Combined probability of inclusion (CPI) is a common statistic used when the analyst can not differentiate between the peaks from a major and minor contributor to a sample and the number of contributors can not be determined. CPI is also commonly known as random man not excluded (RMNE). This statistical calculation is done by adding all the frequencies of observed alleles and then squaring the value, which yields the value for probability of inclusion (PI). These values are then multiplied across all loci, resulting in the value for CPI. The value is squared so that all the possible combinations of genotypes are included in the calculation.
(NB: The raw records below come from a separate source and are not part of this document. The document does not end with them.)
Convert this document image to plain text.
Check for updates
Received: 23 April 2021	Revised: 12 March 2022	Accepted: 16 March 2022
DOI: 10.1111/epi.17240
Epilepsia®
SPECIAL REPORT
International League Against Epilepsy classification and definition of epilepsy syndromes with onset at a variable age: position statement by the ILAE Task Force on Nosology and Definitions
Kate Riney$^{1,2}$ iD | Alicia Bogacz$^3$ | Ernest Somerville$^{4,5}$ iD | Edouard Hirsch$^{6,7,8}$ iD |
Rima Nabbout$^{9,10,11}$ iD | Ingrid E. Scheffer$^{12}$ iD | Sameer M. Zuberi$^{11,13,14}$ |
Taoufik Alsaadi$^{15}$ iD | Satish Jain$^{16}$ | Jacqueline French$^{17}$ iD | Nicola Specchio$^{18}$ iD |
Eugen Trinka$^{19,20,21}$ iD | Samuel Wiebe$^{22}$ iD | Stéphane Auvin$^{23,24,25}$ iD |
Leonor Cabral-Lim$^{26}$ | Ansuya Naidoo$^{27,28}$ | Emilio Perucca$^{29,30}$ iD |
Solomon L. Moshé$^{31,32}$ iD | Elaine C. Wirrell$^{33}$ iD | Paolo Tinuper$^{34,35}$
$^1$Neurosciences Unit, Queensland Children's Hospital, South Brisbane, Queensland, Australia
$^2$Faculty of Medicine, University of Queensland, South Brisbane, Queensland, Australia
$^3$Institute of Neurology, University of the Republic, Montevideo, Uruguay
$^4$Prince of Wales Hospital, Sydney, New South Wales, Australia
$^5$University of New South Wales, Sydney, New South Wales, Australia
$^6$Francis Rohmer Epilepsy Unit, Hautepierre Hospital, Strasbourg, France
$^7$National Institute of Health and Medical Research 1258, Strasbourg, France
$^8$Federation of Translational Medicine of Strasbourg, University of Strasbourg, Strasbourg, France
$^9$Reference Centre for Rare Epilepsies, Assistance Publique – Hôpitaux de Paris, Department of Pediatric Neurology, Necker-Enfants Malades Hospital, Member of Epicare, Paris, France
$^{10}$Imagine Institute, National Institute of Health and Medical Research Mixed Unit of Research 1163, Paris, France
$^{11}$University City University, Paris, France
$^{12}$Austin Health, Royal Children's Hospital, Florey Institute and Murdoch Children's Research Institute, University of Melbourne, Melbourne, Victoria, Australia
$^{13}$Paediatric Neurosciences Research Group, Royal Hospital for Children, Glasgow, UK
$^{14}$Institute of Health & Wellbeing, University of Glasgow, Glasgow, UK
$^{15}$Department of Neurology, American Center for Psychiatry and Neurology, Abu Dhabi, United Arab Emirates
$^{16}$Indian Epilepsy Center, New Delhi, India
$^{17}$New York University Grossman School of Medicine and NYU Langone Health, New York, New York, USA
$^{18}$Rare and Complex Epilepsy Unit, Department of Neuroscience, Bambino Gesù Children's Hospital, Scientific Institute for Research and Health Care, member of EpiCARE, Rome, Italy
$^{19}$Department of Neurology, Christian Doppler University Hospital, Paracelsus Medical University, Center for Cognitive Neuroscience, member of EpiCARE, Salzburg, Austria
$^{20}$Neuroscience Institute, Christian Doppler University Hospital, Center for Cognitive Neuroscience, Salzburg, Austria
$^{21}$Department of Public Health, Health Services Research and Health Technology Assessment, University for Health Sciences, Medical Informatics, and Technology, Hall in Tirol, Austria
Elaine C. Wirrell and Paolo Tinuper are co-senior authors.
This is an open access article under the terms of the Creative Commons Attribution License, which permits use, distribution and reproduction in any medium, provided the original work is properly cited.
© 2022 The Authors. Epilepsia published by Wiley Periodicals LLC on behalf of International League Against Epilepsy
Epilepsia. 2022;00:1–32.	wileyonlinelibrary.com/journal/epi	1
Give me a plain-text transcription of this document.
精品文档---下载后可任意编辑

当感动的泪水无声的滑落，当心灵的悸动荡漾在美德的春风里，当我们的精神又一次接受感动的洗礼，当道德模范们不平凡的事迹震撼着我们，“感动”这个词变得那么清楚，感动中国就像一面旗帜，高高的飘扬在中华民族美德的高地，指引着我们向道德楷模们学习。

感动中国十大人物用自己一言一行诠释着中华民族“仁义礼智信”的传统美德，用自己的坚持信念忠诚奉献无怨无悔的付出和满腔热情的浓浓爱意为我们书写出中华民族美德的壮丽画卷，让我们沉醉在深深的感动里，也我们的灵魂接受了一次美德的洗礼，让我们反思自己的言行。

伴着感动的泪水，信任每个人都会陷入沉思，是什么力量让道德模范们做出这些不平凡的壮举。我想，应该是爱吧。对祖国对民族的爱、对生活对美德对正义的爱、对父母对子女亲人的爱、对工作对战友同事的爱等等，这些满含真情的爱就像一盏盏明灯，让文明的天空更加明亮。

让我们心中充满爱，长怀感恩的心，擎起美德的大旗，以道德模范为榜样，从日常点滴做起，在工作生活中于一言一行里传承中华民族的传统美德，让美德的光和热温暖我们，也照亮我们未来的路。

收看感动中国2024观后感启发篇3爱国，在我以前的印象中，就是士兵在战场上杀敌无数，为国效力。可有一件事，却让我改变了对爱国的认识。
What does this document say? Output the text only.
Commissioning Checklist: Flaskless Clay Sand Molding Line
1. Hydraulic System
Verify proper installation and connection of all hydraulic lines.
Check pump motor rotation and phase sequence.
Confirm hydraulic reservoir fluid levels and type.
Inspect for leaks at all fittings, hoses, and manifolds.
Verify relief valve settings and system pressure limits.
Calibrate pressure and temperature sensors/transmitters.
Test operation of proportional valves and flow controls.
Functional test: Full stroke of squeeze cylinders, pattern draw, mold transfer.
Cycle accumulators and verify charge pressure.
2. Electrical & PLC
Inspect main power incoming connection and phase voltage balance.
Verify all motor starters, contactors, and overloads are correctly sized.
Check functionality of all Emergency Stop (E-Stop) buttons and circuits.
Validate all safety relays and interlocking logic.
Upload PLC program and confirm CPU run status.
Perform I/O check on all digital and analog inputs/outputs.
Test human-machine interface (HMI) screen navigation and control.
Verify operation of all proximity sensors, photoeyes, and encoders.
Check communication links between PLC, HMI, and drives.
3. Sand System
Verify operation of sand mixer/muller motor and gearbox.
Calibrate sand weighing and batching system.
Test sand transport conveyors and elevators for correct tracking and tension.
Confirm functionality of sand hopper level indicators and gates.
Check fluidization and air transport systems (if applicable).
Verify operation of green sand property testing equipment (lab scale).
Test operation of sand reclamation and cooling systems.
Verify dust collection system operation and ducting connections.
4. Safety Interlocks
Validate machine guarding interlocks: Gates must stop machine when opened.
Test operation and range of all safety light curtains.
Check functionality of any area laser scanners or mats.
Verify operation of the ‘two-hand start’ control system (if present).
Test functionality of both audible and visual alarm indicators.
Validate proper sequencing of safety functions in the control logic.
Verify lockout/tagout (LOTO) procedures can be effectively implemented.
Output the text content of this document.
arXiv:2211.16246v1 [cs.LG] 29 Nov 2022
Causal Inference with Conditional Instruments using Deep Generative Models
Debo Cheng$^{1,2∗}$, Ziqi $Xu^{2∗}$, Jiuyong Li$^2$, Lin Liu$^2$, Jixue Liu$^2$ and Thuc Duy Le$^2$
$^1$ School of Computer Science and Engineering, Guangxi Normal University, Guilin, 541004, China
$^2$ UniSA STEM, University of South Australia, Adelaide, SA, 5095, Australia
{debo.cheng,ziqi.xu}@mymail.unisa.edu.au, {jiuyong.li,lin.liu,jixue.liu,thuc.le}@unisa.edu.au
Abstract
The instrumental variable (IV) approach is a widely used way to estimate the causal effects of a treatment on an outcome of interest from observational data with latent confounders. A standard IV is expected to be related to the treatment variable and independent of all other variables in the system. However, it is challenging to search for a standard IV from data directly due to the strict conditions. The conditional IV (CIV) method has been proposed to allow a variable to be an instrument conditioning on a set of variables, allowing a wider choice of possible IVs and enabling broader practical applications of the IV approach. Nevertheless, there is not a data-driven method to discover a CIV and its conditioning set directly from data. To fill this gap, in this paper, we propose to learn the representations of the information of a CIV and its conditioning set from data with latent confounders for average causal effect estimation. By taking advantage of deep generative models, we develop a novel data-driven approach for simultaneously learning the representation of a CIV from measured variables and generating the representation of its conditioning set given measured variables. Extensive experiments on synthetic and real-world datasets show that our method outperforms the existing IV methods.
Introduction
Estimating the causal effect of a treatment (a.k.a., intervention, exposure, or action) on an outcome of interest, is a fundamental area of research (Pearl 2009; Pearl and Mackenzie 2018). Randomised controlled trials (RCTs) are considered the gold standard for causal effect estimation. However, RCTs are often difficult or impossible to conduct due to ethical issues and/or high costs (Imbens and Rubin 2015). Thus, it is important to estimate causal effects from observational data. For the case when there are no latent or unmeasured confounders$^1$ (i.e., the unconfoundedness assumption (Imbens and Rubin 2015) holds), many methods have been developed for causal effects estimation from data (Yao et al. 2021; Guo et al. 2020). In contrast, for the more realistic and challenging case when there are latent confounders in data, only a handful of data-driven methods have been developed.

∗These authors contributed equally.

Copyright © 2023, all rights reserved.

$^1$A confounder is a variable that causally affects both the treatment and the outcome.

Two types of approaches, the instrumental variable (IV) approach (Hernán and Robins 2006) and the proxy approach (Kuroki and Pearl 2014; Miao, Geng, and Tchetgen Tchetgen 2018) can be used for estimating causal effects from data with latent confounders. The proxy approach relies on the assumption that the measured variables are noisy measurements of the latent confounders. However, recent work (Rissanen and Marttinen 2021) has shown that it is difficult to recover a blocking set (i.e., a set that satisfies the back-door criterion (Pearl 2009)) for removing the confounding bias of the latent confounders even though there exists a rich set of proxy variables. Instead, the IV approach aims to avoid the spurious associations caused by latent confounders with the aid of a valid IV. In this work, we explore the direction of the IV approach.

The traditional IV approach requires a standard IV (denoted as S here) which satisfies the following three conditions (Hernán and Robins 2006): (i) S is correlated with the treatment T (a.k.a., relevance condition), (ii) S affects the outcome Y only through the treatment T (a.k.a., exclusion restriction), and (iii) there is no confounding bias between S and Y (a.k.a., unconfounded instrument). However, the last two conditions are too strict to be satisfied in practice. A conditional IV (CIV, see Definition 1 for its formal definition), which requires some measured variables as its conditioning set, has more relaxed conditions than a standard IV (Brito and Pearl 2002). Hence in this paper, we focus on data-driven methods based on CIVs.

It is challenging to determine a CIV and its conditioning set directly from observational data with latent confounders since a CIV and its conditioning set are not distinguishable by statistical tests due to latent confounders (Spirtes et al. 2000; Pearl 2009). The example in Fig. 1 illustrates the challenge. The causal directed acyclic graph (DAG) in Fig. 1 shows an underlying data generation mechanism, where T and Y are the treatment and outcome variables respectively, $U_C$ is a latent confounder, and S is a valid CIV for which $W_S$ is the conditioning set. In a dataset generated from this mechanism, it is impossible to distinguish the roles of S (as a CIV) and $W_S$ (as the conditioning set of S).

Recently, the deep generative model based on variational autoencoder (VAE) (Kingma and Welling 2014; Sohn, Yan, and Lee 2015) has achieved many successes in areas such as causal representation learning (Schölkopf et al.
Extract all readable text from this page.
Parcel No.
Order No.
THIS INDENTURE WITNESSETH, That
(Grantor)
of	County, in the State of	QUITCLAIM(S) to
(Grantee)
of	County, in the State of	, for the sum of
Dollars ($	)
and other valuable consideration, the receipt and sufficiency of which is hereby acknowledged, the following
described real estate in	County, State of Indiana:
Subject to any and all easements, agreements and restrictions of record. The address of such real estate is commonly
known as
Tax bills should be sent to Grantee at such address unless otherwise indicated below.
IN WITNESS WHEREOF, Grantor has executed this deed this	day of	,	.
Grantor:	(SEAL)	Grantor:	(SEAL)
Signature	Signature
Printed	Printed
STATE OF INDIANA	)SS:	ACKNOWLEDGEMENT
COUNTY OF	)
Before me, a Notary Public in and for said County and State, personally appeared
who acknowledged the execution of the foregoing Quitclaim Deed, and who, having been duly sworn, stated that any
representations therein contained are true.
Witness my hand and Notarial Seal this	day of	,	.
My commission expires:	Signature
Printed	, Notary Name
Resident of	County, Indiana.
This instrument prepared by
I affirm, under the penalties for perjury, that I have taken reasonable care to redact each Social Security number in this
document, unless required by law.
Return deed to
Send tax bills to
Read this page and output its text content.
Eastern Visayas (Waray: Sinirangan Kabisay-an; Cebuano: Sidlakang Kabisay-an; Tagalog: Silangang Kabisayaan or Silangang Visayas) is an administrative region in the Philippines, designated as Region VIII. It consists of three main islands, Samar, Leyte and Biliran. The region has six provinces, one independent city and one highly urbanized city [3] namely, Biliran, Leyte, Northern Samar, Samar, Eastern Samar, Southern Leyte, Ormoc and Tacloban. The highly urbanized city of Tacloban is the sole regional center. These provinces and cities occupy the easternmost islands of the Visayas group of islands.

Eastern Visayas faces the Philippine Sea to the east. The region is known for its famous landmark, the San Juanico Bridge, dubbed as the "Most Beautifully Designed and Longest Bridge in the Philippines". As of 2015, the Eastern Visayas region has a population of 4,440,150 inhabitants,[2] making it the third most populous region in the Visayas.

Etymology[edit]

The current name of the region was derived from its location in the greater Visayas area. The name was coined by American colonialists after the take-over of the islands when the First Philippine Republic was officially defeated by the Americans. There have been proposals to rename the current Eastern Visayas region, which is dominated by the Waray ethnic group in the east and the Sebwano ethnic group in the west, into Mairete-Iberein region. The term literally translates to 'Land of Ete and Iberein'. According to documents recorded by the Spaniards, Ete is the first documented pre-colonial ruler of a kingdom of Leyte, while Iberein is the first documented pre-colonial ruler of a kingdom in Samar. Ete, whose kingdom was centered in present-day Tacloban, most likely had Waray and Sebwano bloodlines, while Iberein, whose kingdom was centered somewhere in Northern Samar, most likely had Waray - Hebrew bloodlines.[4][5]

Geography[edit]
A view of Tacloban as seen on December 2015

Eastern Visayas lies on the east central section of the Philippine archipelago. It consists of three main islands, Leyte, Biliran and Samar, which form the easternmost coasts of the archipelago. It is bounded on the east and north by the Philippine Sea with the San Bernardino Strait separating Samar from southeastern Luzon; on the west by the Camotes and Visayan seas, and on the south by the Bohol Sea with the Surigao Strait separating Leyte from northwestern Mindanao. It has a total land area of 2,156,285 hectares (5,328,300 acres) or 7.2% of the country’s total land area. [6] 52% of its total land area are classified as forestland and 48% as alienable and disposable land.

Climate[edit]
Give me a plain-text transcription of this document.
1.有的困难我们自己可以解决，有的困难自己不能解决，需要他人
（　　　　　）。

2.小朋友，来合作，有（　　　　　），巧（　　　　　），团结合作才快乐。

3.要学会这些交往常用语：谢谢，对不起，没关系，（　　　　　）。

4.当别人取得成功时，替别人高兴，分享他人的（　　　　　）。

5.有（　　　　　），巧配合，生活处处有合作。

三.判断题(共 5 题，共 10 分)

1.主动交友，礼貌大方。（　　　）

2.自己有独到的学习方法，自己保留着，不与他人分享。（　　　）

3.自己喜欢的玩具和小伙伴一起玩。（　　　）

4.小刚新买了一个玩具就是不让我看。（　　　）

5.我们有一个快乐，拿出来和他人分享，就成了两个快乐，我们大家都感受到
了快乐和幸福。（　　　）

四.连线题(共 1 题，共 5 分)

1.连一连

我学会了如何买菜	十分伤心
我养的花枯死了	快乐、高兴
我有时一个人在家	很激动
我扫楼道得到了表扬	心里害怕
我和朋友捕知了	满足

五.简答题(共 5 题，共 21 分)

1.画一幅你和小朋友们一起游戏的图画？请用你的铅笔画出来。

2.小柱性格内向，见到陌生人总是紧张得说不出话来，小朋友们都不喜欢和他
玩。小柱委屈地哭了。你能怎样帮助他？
Once the calculation is done, a statement is made about the meaning of this calculation and what it means. For example, if the CPI calculated is 0.5, this means that the probability of someone chosen at random in the population not being excluded as a contributor to the DNA mixture is 0.5.

CPI relates to the evidence (the DNA mixture) and it is not dependent on the profile of any suspect. Therefore, CPI is a statistical tool that can be used to provide weight or strength to evidence when no other information about the crime is known. This is advantageous in situations where the genotypes in the DNA mixture can not be distinguished from one another. However, this statistic is not very discriminating and is not as powerful of a tool as likelihood ratios and random match probabilities can be when some information about the DNA mixture, such as the number of contributors or the genotypes of each contributor, can be distinguished. Another limitation to CPI is that it is not usable as a tool for the interpretation of a DNA mixture.

## Blood Stains

Blood stains are an important part of forensic statistics, as the analysis of blood drop collisions may help to picture the event that had previously gone on. Commonly blood stains are an elliptical shape, because of this blood stains are usually easy to determine the blood droplets angle through the formula “α = arcsin d/a”. In this formula 'a' and 'd' are simply estimations of the axis of the ellipse. From these calculations, a visualization of the event causing the stains is able to be drawn, and alongside further information such as the velocity of the entity that caused such stains.

## Bibliography

• Lucy, D. (2005.) Introduction to Statistics for Forensic Scientists, John Wiley and Sons.